The article's primary subject is Eric Friedberg, the former federal prosecutor who heads the high-profile investigative firm, Stroz Friedberg. According to Journal reporter Jennifer Smith, Friedberg predicted that:
"For hackers bent on insider trading, targets could include lawyers at top law firms that handle mergers and acquisitions, such as Cravath, Swaine & Moore LLP, Skadden, Arps, Slate, Meagher & Flom LLP or Davis Polk & Wardwell LLP."
The article goes on say to say that, according to law enforcement officials, law firms are increasingly the targets of sophisticated cyberattacks aimed at gaining access to sensitive client information. Firms, it continues, may generally be unaware of the intrusion until law enforcement "shows up on their doorstep."
Again, this was nearly four years ago!
Has anything changed since then (aside, of course, from the increasingly feigned "shock" observers muster in condemning firms that clearly don't seem to care)?
Cravath and Weil was deja vu all over again -- all the way down to the calls for the bar to impose stricter obligations. From the Journal article:
"[I]nternal vigilance could soon become a professional duty for lawyers. A handful of bar associations across the country have told their members that keeping up with technology and taking reasonable steps to protect client information from being stolen are part of lawyers' ethical obligations.
And have you heard this one before?
"Law firms are stepping up programs to educate lawyers and staff on the potential pitfalls of complacency and teach strategies to ensure confidential information stays that way."
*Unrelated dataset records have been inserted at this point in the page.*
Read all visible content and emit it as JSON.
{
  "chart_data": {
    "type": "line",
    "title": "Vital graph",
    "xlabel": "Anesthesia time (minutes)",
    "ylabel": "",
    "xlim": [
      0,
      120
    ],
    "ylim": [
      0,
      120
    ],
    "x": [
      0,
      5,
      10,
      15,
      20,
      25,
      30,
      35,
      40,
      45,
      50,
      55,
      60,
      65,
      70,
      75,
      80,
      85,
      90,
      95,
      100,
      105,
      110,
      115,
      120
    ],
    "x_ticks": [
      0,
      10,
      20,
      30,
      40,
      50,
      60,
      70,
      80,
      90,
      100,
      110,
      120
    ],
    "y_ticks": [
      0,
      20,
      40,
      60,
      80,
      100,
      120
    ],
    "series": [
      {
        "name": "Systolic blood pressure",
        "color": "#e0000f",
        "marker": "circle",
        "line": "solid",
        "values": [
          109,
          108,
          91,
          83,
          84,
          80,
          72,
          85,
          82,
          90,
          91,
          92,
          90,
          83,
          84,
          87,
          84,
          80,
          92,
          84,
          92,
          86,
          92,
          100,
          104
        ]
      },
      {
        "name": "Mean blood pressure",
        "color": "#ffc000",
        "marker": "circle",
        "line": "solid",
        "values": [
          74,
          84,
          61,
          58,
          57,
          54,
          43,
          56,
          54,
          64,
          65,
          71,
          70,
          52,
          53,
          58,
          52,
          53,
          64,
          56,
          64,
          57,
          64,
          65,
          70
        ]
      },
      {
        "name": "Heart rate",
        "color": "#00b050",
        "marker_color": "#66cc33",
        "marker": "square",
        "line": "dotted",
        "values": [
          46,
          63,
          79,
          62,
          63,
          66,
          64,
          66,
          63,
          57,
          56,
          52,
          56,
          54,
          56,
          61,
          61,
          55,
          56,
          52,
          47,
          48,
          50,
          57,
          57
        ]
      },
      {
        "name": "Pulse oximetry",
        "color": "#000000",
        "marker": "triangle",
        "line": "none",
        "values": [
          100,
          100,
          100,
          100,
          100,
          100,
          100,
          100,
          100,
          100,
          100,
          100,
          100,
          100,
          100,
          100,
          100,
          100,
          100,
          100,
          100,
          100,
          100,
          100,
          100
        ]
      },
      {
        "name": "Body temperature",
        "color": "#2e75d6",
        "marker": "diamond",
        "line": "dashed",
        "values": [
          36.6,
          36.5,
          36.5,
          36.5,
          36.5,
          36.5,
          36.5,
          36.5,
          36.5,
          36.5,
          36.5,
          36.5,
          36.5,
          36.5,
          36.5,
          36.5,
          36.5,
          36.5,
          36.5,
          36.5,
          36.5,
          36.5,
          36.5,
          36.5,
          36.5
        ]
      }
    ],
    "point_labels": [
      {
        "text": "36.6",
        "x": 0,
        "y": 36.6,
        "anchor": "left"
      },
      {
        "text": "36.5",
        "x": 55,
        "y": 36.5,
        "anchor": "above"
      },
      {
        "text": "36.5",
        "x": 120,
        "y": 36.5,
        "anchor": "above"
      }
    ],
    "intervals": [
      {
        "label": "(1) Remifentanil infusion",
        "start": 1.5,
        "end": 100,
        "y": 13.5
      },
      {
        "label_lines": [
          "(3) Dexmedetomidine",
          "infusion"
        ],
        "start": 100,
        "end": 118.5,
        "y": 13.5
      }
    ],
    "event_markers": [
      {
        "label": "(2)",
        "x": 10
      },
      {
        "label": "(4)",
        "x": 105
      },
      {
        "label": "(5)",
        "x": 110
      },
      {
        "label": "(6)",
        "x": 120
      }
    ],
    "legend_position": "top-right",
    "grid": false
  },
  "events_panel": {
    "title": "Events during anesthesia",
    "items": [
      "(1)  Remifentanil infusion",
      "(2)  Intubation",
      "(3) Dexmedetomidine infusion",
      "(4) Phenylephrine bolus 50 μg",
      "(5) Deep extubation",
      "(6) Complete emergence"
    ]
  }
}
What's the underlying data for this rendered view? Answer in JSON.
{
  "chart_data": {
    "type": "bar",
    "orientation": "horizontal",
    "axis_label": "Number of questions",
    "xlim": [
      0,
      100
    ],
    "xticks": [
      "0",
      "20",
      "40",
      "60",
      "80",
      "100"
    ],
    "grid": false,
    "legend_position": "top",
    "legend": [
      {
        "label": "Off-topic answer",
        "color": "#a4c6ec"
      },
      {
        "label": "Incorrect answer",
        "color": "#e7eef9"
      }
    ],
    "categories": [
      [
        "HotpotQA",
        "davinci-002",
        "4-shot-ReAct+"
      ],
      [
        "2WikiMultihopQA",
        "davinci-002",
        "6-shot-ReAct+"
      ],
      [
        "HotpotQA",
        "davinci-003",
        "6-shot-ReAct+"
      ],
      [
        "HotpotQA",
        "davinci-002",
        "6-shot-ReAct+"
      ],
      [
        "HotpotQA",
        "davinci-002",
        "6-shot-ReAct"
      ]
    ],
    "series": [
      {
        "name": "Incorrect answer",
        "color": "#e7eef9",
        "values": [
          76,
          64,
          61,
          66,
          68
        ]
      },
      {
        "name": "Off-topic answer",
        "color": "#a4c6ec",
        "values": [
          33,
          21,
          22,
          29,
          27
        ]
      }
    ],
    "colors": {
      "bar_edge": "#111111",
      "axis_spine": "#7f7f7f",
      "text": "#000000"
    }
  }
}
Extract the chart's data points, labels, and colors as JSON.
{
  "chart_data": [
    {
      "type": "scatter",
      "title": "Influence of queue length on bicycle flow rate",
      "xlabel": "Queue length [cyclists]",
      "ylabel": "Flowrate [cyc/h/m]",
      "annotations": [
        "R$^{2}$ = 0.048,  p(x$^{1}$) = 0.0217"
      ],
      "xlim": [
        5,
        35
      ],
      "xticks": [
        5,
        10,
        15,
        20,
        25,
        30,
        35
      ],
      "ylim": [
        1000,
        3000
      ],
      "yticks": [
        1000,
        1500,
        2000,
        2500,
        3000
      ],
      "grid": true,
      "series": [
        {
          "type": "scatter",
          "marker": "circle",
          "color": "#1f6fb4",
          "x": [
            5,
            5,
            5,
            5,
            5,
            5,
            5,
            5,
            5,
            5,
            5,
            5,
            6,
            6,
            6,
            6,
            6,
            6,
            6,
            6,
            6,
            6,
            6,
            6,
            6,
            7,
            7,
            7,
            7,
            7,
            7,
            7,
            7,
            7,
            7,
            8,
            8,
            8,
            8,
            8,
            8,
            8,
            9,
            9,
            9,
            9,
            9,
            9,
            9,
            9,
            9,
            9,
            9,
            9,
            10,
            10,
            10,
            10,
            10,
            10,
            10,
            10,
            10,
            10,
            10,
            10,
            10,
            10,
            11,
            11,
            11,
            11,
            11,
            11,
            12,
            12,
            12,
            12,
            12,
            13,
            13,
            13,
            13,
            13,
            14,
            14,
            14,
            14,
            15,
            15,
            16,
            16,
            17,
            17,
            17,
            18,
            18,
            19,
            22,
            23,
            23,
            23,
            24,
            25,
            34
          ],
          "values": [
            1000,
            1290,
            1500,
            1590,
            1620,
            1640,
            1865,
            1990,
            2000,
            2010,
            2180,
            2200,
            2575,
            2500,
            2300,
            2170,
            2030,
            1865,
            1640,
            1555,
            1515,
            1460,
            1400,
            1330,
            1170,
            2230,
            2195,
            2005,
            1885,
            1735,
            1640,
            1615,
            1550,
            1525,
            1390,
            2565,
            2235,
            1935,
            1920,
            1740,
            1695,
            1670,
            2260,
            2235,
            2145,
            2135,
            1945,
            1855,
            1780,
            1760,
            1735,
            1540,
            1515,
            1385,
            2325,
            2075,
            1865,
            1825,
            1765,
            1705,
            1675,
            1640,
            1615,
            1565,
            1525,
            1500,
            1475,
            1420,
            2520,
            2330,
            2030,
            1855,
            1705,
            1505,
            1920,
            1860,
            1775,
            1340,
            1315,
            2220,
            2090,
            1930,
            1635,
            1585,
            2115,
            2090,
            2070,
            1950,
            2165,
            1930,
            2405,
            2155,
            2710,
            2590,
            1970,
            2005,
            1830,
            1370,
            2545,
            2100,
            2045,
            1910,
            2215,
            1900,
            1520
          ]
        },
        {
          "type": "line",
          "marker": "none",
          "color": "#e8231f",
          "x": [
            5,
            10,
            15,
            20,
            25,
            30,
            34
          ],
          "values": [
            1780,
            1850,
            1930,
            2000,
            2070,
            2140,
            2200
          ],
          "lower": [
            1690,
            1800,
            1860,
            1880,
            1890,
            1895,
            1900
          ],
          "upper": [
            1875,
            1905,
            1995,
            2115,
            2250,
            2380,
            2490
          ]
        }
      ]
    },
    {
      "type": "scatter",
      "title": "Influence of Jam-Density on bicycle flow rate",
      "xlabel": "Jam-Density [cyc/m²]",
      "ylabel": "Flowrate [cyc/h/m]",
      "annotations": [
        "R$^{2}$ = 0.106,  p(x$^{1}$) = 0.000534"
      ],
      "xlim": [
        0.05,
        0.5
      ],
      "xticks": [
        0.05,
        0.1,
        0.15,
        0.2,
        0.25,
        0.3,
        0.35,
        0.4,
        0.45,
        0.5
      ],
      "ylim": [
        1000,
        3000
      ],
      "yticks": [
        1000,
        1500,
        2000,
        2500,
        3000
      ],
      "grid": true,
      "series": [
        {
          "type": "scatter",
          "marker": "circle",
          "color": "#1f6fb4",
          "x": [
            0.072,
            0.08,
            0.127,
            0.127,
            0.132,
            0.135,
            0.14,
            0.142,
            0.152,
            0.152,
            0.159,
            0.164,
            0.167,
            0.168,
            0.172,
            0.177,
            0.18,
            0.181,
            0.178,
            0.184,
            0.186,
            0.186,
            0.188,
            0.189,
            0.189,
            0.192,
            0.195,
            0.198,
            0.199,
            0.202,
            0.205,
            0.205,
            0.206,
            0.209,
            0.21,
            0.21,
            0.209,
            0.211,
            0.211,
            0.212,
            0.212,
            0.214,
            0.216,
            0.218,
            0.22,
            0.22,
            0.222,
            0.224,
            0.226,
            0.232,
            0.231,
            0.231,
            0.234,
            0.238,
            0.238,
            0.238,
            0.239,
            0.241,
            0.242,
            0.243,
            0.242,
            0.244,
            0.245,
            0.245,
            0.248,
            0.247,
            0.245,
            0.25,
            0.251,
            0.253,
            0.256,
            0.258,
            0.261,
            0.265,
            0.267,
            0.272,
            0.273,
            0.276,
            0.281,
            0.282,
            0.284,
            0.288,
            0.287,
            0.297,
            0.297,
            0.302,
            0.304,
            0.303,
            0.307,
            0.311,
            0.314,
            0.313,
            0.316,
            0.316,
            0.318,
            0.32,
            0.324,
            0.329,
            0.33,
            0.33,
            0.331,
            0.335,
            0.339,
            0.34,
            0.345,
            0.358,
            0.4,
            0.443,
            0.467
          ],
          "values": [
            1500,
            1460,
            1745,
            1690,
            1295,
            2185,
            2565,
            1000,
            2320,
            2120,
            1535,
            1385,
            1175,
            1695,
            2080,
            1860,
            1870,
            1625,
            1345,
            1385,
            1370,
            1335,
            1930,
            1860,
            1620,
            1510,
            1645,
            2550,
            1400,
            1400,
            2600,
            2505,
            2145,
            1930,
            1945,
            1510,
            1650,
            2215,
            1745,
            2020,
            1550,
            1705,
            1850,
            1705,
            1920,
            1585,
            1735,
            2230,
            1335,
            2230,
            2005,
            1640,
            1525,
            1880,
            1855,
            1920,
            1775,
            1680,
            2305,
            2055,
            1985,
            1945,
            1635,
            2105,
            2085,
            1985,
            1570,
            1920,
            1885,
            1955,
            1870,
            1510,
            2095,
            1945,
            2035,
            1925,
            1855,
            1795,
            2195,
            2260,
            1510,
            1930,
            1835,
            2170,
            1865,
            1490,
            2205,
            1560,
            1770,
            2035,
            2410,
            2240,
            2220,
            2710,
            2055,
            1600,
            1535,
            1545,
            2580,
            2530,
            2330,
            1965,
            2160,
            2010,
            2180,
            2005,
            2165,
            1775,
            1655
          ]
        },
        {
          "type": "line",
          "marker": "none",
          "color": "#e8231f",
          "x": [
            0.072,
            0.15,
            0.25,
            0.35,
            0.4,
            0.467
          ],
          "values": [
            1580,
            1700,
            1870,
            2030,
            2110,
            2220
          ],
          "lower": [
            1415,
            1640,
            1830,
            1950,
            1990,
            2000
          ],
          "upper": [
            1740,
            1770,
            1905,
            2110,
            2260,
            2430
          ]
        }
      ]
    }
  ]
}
Clearly the reported cases of data breach since JUNE 26, 2012 have done little to stir most firms from their slumbers. Maybe that's because, unlike with breaches at Sony, Target, Home Depot and many other major corporations, the material harm to the law firm clients, if any, has been hard to discern. Victims almost always play down the impact of the breach, and it is unclear how forthcoming these firms are when disclosing the breaches to their clients.
If these conversations unfold as they do through media statements, then they likely go something like: We regret to inform you that hackers stole most of your sensitive business secrets. But stay cool. We're not aware that any of the data that may have been accessed was used improperly.
And really, how could a firm be aware? Awareness does not seem to be a strong suit.
Thus far, the response, reaction and fallout from the Cravath and Weil admissions has just been more of the same. But in this age, it seems like only a matter of time before a high-profile firm guarding the secret sauce of a mega-client has that trove stolen and strewn indiscriminately across the internet. What hell would break loose if iPhone source code was published on Reddit?
Maybe then law firms and their corporate clients would get serious about security.